Der zweite Wechsel und der Marathon
Beim Abstieg an der Promenade des Anglais kam jedoch der Schock: Ich hatte erhebliche Probleme, in die Streckung zu kommen und konnte kaum ein Bein vors andere setzen. In gebückter Haltung schlürfte ich in die Wechselzone. Erst nach dem Wechsel in die Laufschuhe und kurzen Dehnübungen des Rückens konnte ich den Marathon beginnen.
Zwar spürte ich weiterhin eine starke Spannung im Rücken, fand aber mein Renntempo und hoffte, dass es nach ein paar Kilometern besser werden würde. Die Laufstrecke war flach und bestand aus vier Runden hin zum Flughafen und zurück in die Stadt.
Doch bereits vor dem U-Turn am Flughafen musste ich erneut anhalten und versuchen, die Rückenspannung in den Griff zu bekommen – diesmal ohne Erfolg. Dazu kamen Beine, die sich immer schwerer anfühlten. Vermutlich führte mein „krummer Laufstil“ durch die Rückenprobleme zusätzlich zu müden Beinen. Das war besonders bitter, da ich mir gerade im Laufen dieses Jahr einiges ausgerechnet hatte.

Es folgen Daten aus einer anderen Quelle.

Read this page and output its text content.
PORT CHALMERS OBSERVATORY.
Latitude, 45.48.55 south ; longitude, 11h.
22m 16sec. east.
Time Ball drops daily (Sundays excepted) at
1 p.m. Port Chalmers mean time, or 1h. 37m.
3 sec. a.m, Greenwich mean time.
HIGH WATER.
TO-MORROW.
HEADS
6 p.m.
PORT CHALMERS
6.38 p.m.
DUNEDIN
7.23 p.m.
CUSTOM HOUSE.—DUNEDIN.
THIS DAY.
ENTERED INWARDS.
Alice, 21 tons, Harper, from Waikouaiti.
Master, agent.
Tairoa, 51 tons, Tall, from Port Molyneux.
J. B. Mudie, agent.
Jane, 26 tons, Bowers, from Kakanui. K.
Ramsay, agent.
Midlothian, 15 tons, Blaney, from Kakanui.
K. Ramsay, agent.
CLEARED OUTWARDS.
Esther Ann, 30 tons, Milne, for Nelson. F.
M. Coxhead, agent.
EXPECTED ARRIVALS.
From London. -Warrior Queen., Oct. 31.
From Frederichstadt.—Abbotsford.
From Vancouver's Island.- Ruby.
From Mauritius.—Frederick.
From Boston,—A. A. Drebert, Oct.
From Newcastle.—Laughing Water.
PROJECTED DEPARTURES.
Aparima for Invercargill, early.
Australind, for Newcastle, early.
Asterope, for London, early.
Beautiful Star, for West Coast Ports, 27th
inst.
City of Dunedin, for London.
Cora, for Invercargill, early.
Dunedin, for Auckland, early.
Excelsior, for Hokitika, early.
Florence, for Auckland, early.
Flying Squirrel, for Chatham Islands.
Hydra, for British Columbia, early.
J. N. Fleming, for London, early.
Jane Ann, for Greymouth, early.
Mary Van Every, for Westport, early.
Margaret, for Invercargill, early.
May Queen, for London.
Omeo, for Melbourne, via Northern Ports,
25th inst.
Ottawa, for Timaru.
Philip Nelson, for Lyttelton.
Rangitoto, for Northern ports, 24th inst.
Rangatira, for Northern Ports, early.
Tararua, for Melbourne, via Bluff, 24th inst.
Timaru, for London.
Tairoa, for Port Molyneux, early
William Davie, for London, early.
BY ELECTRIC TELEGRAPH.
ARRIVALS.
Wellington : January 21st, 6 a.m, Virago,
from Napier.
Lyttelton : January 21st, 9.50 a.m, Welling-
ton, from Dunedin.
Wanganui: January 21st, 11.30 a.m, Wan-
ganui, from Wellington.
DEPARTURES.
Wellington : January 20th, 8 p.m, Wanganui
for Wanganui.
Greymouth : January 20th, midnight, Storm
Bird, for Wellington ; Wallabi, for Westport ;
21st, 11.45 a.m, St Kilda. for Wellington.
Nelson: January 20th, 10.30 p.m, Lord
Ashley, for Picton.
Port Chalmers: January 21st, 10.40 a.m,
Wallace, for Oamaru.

Am Ende der ersten Runde gab mir meine Familie – vor allem das Strahlen meiner beiden Kinder – wieder Mut für die nächsten Kilometer. Doch auch in Runde zwei konnte ich nicht zulegen und ich fürchtete schon, dass die zweite Marathon-Hälfte zu einem Wandertag werden könnte.
Zum Glück wurde ich in der dritten Runde nicht langsamer und konnte wenigstens das langsame Tempo halten. Die letzte Runde zog sich dennoch wie Kaugummi. Neben dem schmerzenden Rücken und schweren Beinen machte nun auch mein Magen langsam schlapp. Mit kleinen mentalen Tricks wie „nur noch die halbe Hausrunde“ oder „das sind nur noch 5 km von Ort XY nach Hause“ hielt ich mich in Bewegung.
Zieleinlauf und Fazit
Nach 3:50 h Marathon bog ich schließlich auf die Zielgerade ein und konnte nach insgesamt 10:40 h die Ziellinie überqueren – erschöpft, enttäuscht aber auch froh es ins Ziel gebracht zu haben. Ob ich mit der Leistung zufrieden bin, kann ich heute noch nicht endgültig sagen. Das Schwimmen war unter den schwierigen Bedingungen in Ordnung und auf dem Rad habe ich mein geplantes Ziel exakt erreicht. Nur die Laufleistung entsprach leider nicht meinen Erwartungen. Dass ich mich dennoch ins Ziel geschleppt habe, lässt das Ganze am Ende etwas positiver erscheinen.
In den letzten Jahren wusste ich nach dem Saisonabschluss meistens schon, wie es im kommenden Jahr weitergeht. Dieses Mal ist das anders.